EDIT: You fixed your code in place, which may confuse other readers of this question, but you still have a mistake in the second call to realloc:

p[i] = realloc(p[i], (strlen(p[i]) + move + 1) * sizeof(char));

is incorrect because you already shortened the line, therefore strlen(p[i]) is the new length. Simply write:

p[i] = realloc(p[i], strlen(p[i]) + 1);

EDIT: Here is simpler version of operation2 with fixes for most remarks in comments. I am not using count because since you did not post the code, I cannot assert that is does the right thing.

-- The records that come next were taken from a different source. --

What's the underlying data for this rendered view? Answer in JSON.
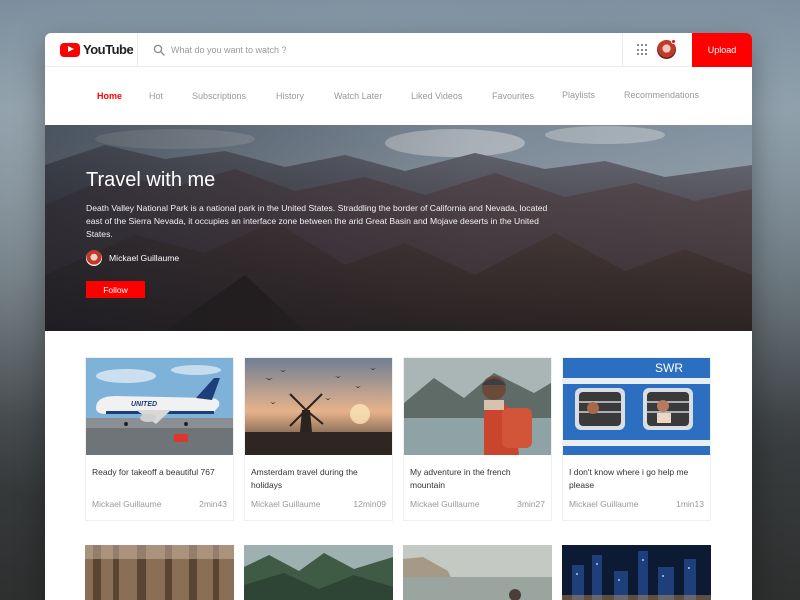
{
  "app": {
    "logo_text": "YouTube"
  },
  "search": {
    "placeholder": "What do you want to watch ?"
  },
  "header": {
    "upload_label": "Upload"
  },
  "nav": {
    "items": [
      {
        "label": "Home",
        "active": true
      },
      {
        "label": "Hot"
      },
      {
        "label": "Subscriptions"
      },
      {
        "label": "History"
      },
      {
        "label": "Watch Later"
      },
      {
        "label": "Liked Videos"
      },
      {
        "label": "Favourites"
      },
      {
        "label": "Playlists"
      },
      {
        "label": "Recommendations"
      }
    ]
  },
  "hero": {
    "title": "Travel with me",
    "description": "Death Valley National Park is a national park in the United States. Straddling the border of California and Nevada, located east of the Sierra Nevada, it occupies an interface zone between the arid Great Basin and Mojave deserts in the United States.",
    "author": "Mickael Guillaume",
    "follow_label": "Follow"
  },
  "videos": [
    {
      "title": "Ready for takeoff a beautiful 767",
      "author": "Mickael Guillaume",
      "duration": "2min43",
      "thumb": "airplane-thumbnail"
    },
    {
      "title": "Amsterdam travel during the holidays",
      "author": "Mickael Guillaume",
      "duration": "12min09",
      "thumb": "windmill-thumbnail"
    },
    {
      "title": "My adventure in the french mountain",
      "author": "Mickael Guillaume",
      "duration": "3min27",
      "thumb": "hiker-thumbnail"
    },
    {
      "title": "I don't know where i go help me please",
      "author": "Mickael Guillaume",
      "duration": "1min13",
      "thumb": "train-thumbnail",
      "sign_text": "SWR"
    }
  ],
  "colors": {
    "accent": "#ff0000",
    "text": "#333333",
    "muted": "#999999"
  }
}
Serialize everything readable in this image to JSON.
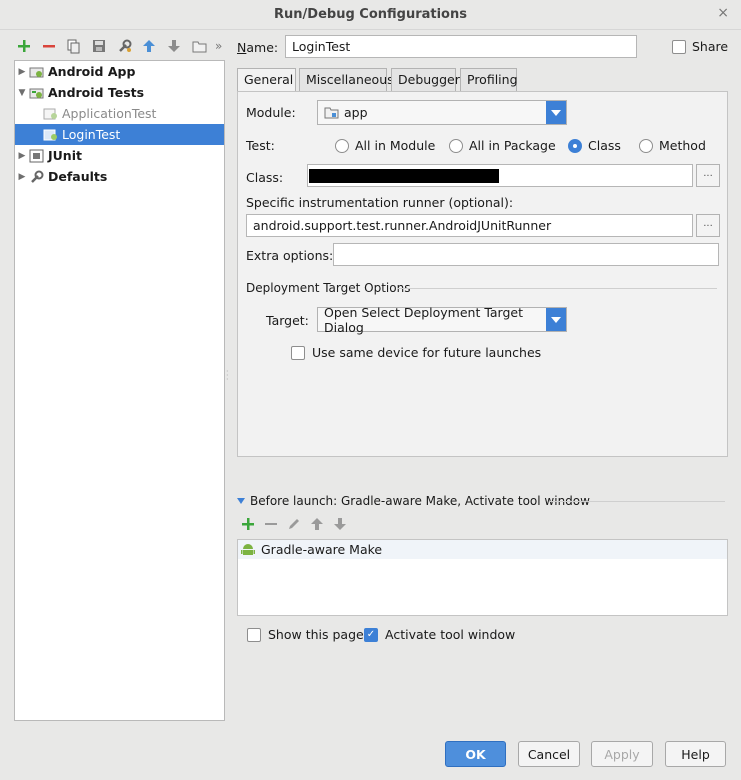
{
  "window": {
    "title": "Run/Debug Configurations",
    "close_symbol": "×"
  },
  "toolbar": {
    "overflow": "»"
  },
  "tree": {
    "items": [
      {
        "label": "Android App",
        "expanded": false
      },
      {
        "label": "Android Tests",
        "expanded": true
      },
      {
        "label": "ApplicationTest"
      },
      {
        "label": "LoginTest",
        "selected": true
      },
      {
        "label": "JUnit",
        "expanded": false
      },
      {
        "label": "Defaults",
        "expanded": false
      }
    ]
  },
  "name_field": {
    "label": "Name:",
    "value": "LoginTest"
  },
  "share": {
    "label": "Share",
    "checked": false
  },
  "tabs": [
    "General",
    "Miscellaneous",
    "Debugger",
    "Profiling"
  ],
  "general": {
    "module_label": "Module:",
    "module_value": "app",
    "test_label": "Test:",
    "test_options": [
      "All in Module",
      "All in Package",
      "Class",
      "Method"
    ],
    "test_selected": "Class",
    "class_label": "Class:",
    "runner_label": "Specific instrumentation runner (optional):",
    "runner_value": "android.support.test.runner.AndroidJUnitRunner",
    "extra_label": "Extra options:",
    "extra_value": "",
    "browse_symbol": "...",
    "deployment_header": "Deployment Target Options",
    "target_label": "Target:",
    "target_value": "Open Select Deployment Target Dialog",
    "same_device_label": "Use same device for future launches",
    "same_device_checked": false
  },
  "before_launch": {
    "header": "Before launch: Gradle-aware Make, Activate tool window",
    "items": [
      "Gradle-aware Make"
    ]
  },
  "show_page": {
    "label": "Show this page",
    "checked": false
  },
  "activate_tool": {
    "label": "Activate tool window",
    "checked": true
  },
  "buttons": {
    "ok": "OK",
    "cancel": "Cancel",
    "apply": "Apply",
    "help": "Help"
  },
  "colors": {
    "accent": "#3d80d6",
    "add_green": "#3aa63a",
    "remove_red": "#d9443b",
    "android_green": "#7cb342"
  }
}
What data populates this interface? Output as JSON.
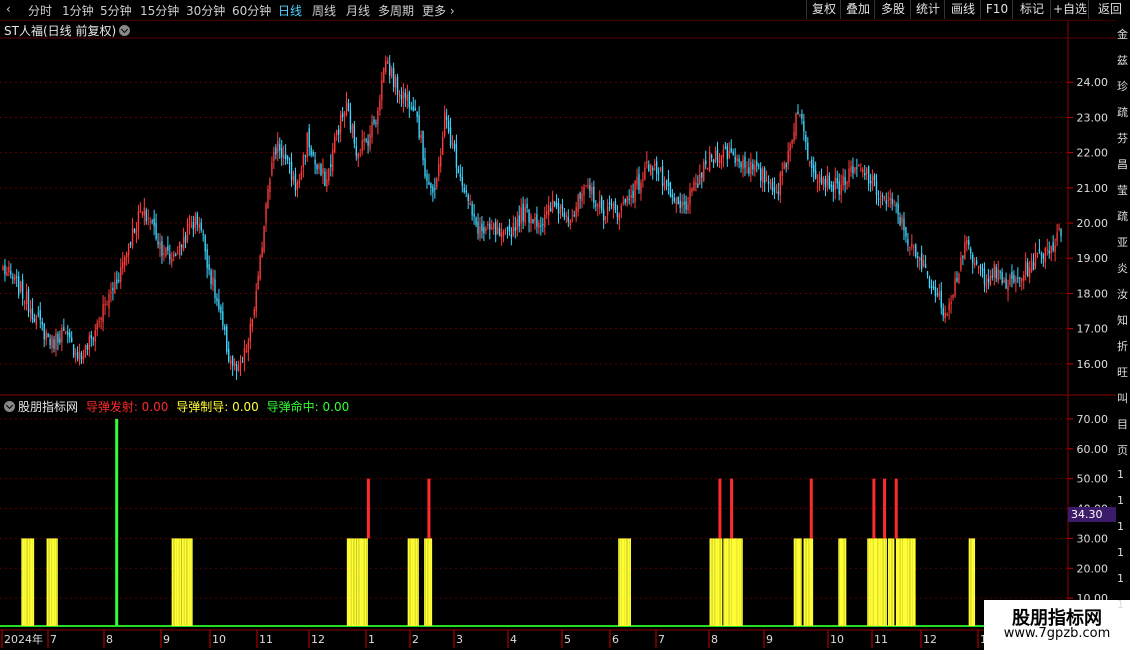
{
  "toolbar": {
    "periods": [
      "分时",
      "1分钟",
      "5分钟",
      "15分钟",
      "30分钟",
      "60分钟",
      "日线",
      "周线",
      "月线",
      "多周期",
      "更多"
    ],
    "active_period": "日线",
    "right_buttons": [
      "复权",
      "叠加",
      "多股",
      "统计",
      "画线",
      "F10",
      "标记",
      "+自选",
      "返回"
    ]
  },
  "main_chart": {
    "title": "ST人福(日线 前复权)",
    "y_ticks": [
      "24.00",
      "23.00",
      "22.00",
      "21.00",
      "20.00",
      "19.00",
      "18.00",
      "17.00",
      "16.00"
    ],
    "y_values": [
      24,
      23,
      22,
      21,
      20,
      19,
      18,
      17,
      16
    ],
    "up_color": "#ff3b3b",
    "down_color": "#3fd6ff"
  },
  "indicator": {
    "name": "股朋指标网",
    "series": [
      {
        "label": "导弹发射:",
        "value": "0.00",
        "color": "#ff2a2a"
      },
      {
        "label": "导弹制导:",
        "value": "0.00",
        "color": "#ffff33"
      },
      {
        "label": "导弹命中:",
        "value": "0.00",
        "color": "#33ff33"
      }
    ],
    "y_ticks": [
      "70.00",
      "60.00",
      "50.00",
      "40.00",
      "30.00",
      "20.00",
      "10.00"
    ],
    "current_value": "34.30"
  },
  "x_axis": {
    "labels": [
      "2024年",
      "7",
      "8",
      "9",
      "10",
      "11",
      "12",
      "1",
      "2",
      "3",
      "4",
      "5",
      "6",
      "7",
      "8",
      "9",
      "10",
      "11",
      "12",
      "1"
    ]
  },
  "right_column": {
    "chars": [
      "金",
      "兹",
      "珍",
      "疏",
      "芬",
      "昌",
      "莹",
      "疏",
      "亚",
      "炎",
      "汝",
      "知",
      "折",
      "旺",
      "叫",
      "目",
      "页",
      "1",
      "1",
      "1",
      "1",
      "1",
      "1"
    ]
  },
  "watermark": {
    "name": "股朋指标网",
    "url": "www.7gpzb.com"
  },
  "chart_data": [
    {
      "type": "candlestick",
      "title": "ST人福(日线 前复权)",
      "ylim": [
        15.2,
        25.2
      ],
      "x_labels": [
        "2024年",
        "7",
        "8",
        "9",
        "10",
        "11",
        "12",
        "1",
        "2",
        "3",
        "4",
        "5",
        "6",
        "7",
        "8",
        "9",
        "10",
        "11",
        "12",
        "1"
      ],
      "close_path": [
        18.7,
        18.4,
        18.0,
        17.5,
        17.0,
        16.6,
        16.9,
        16.5,
        16.2,
        16.7,
        17.4,
        18.0,
        18.7,
        19.6,
        20.3,
        20.1,
        19.4,
        19.0,
        19.3,
        19.9,
        20.1,
        18.7,
        17.5,
        16.2,
        15.7,
        16.6,
        18.3,
        21.2,
        22.3,
        21.6,
        21.0,
        22.4,
        21.5,
        21.2,
        22.6,
        23.3,
        22.1,
        22.3,
        23.0,
        24.7,
        23.9,
        23.6,
        23.4,
        21.5,
        20.7,
        23.0,
        22.0,
        21.0,
        20.0,
        19.7,
        19.8,
        19.5,
        19.9,
        20.3,
        20.2,
        20.0,
        20.5,
        20.4,
        20.2,
        20.8,
        20.9,
        20.3,
        20.4,
        20.4,
        20.9,
        21.2,
        21.8,
        21.3,
        20.7,
        20.4,
        20.7,
        21.3,
        21.8,
        22.0,
        22.0,
        21.8,
        21.6,
        21.4,
        21.2,
        21.0,
        22.0,
        23.3,
        22.0,
        21.4,
        21.2,
        21.0,
        21.3,
        21.5,
        21.4,
        20.9,
        20.6,
        20.4,
        19.7,
        19.0,
        18.7,
        18.0,
        17.5,
        18.3,
        19.4,
        18.8,
        18.5,
        18.6,
        18.3,
        18.3,
        18.6,
        18.9,
        19.2,
        19.4,
        19.8
      ]
    },
    {
      "type": "bar",
      "title": "股朋指标网",
      "ylim": [
        0,
        75
      ],
      "series": [
        {
          "name": "导弹制导",
          "color": "#ffff33",
          "value": 30,
          "positions": [
            0.025,
            0.048,
            0.165,
            0.175,
            0.33,
            0.34,
            0.388,
            0.402,
            0.587,
            0.673,
            0.686,
            0.693,
            0.75,
            0.76,
            0.792,
            0.82,
            0.828,
            0.838,
            0.847,
            0.855,
            0.914
          ]
        },
        {
          "name": "导弹发射",
          "color": "#ff2a2a",
          "value": 50,
          "positions": [
            0.345,
            0.402,
            0.676,
            0.687,
            0.762,
            0.821,
            0.831,
            0.842
          ]
        },
        {
          "name": "导弹命中",
          "color": "#33ff33",
          "value": 70,
          "positions": [
            0.108
          ]
        }
      ]
    }
  ]
}
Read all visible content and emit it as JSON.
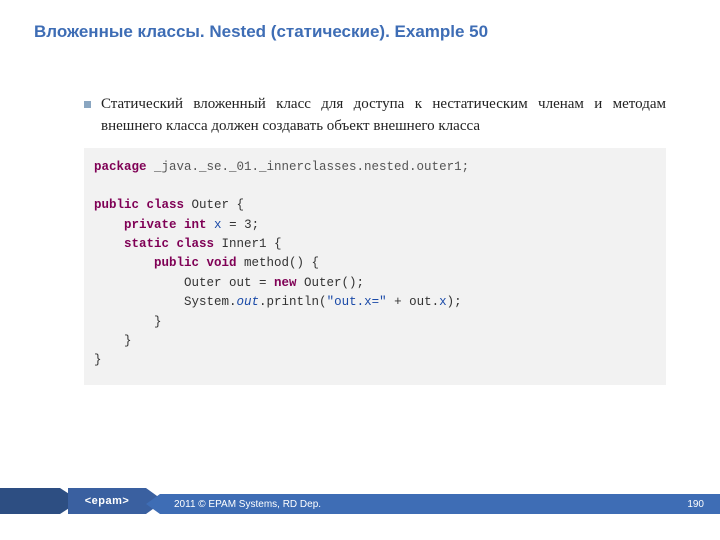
{
  "title": "Вложенные классы. Nested (статические). Example 50",
  "bullet": "Статический вложенный класс для доступа к нестатическим членам и методам внешнего класса должен создавать объект внешнего класса",
  "code": {
    "pkg_kw": "package",
    "pkg_name": " _java._se._01._innerclasses.nested.outer1;",
    "l1a": "public class",
    "l1b": " Outer {",
    "l2a": "    ",
    "l2b": "private int",
    "l2c": " ",
    "l2d": "x",
    "l2e": " = 3;",
    "l3a": "    ",
    "l3b": "static class",
    "l3c": " Inner1 {",
    "l4a": "        ",
    "l4b": "public void",
    "l4c": " method() {",
    "l5a": "            Outer out = ",
    "l5b": "new",
    "l5c": " Outer();",
    "l6a": "            System.",
    "l6b": "out",
    "l6c": ".println(",
    "l6d": "\"out.x=\"",
    "l6e": " + out.",
    "l6f": "x",
    "l6g": ");",
    "l7": "        }",
    "l8": "    }",
    "l9": "}"
  },
  "footer": {
    "logo": "<epam>",
    "copyright": "2011 © EPAM Systems, RD Dep.",
    "page": "190"
  }
}
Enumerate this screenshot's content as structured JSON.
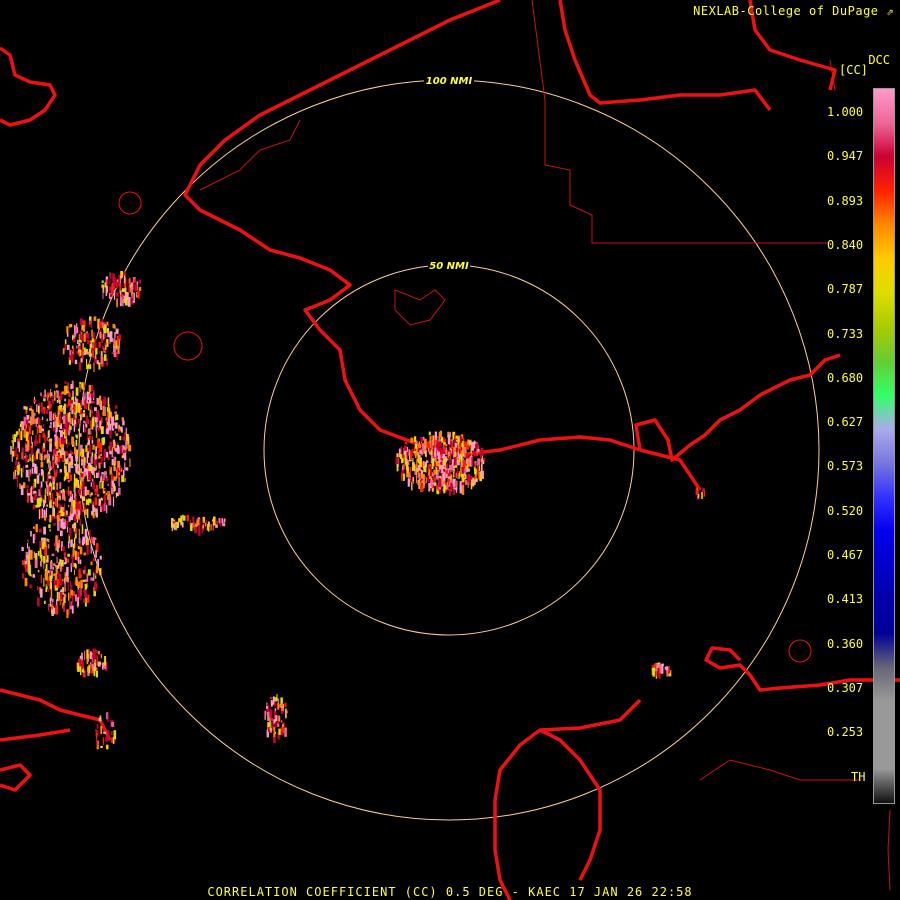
{
  "credit": "NEXLAB-College of DuPage",
  "colorbar": {
    "name": "DCC",
    "unit": "[CC]",
    "ticks": [
      "1.000",
      "0.947",
      "0.893",
      "0.840",
      "0.787",
      "0.733",
      "0.680",
      "0.627",
      "0.573",
      "0.520",
      "0.467",
      "0.413",
      "0.360",
      "0.307",
      "0.253",
      "TH"
    ],
    "colors": [
      "#ff99cc",
      "#ee6699",
      "#cc0033",
      "#ff2200",
      "#ff8800",
      "#ffcc00",
      "#dddd00",
      "#aacc00",
      "#66cc33",
      "#33ff66",
      "#aaaaee",
      "#7777dd",
      "#3333ff",
      "#0000ee",
      "#0000cc",
      "#0000aa",
      "#000099",
      "#666677",
      "#999999",
      "#999999",
      "#999999",
      "#111111"
    ]
  },
  "rings": [
    {
      "label": "100 NMI"
    },
    {
      "label": "50 NMI"
    }
  ],
  "footer": "CORRELATION COEFFICIENT (CC) 0.5 DEG - KAEC 17 JAN 26 22:58"
}
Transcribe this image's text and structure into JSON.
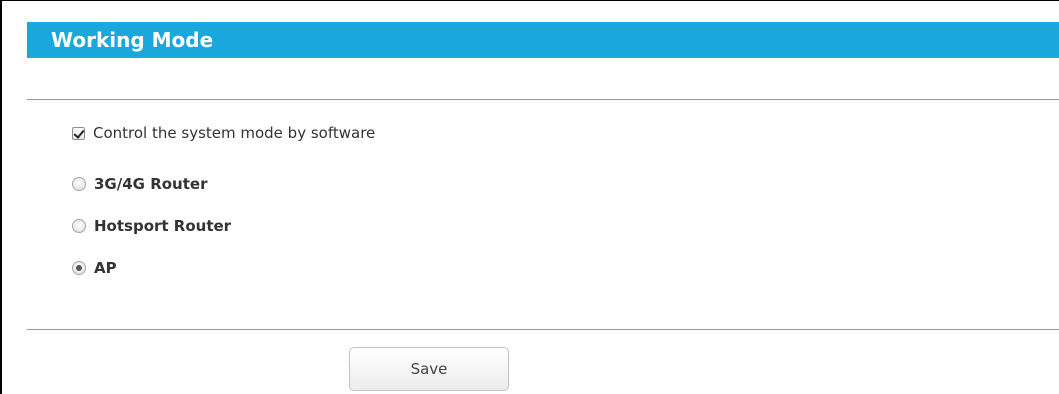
{
  "header": {
    "title": "Working Mode"
  },
  "software_control": {
    "label": "Control the system mode by software",
    "checked": true
  },
  "modes": [
    {
      "label": "3G/4G Router",
      "selected": false
    },
    {
      "label": "Hotsport Router",
      "selected": false
    },
    {
      "label": "AP",
      "selected": true
    }
  ],
  "actions": {
    "save_label": "Save"
  },
  "colors": {
    "header_bg": "#1aa7dc",
    "header_text": "#ffffff",
    "divider": "#43b5e1",
    "text": "#333333"
  },
  "icons": {
    "checkbox": "checkbox-checked-icon",
    "radio_off": "radio-unselected-icon",
    "radio_on": "radio-selected-icon"
  }
}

void operation2(char **p, int n, char *sir) {
    int i, move, k, xlen, ylen;
    static const char separatori[] = " \'\",!?";
    char *x, *y, *q;

    x = strtok(sir, " ");
    y = strtok(NULL, " ");
    xlen = strlen(x);
    ylen = strlen(y);
    move = ylen - xlen;
    for (i = 0; i < n; i++) {
        k = 0;
        while ((q = strstr(p[i] + k, x)) != NULL) {
            k = q - p[i];
            if ((q == p[i] || strchr(separatori, q[-1])) &&
                (q[xlen] == '\0' || strchr(separatori, q[xlen]))) {
                if (move > 0) {
                    p[i] = realloc(p[i], strlen(p[i]) + move + 1);
                    q = p[i] + k;
                }
                memmove(q + ylen, q + xlen, strlen(q + xlen) + 1);
                memcpy(q, y, ylen);
                k += ylen;
                if (move < 0) {
                    p[i] = realloc(p[i], strlen(p[i]) + 1);
                }
            } else {
                k += xlen;
            }
        }
        puts(p[i]);
    }
}

Answer 2

As far as the C Standard is concerned, the behavior of realloc in all cases where it succeeds is equivalent to copying the memory block to some arbitrary location, calling free upon it, calling malloc to create a new block of the requested size, and returning a pointer to the new block (in cases where the malloc wouldn't succeed, realloc is defined to return null without disturbing the original block). While many compilers usefully allowed a pointer to the old block to be compared with the new one, and would regard the difference between two pointers to the same object as being immutable and observable forever even after the lifetime of the object in question, the C Standard provides no means of querying whether a particular compiler supports such useful extensions.

As a result, if one wants code to be compatible with aggressive compilers, one must refrain from having any pointers point within an object which is going to be realloc'ed unless one can guarantee that such pointers will never even be examined after a successful realloc takes place.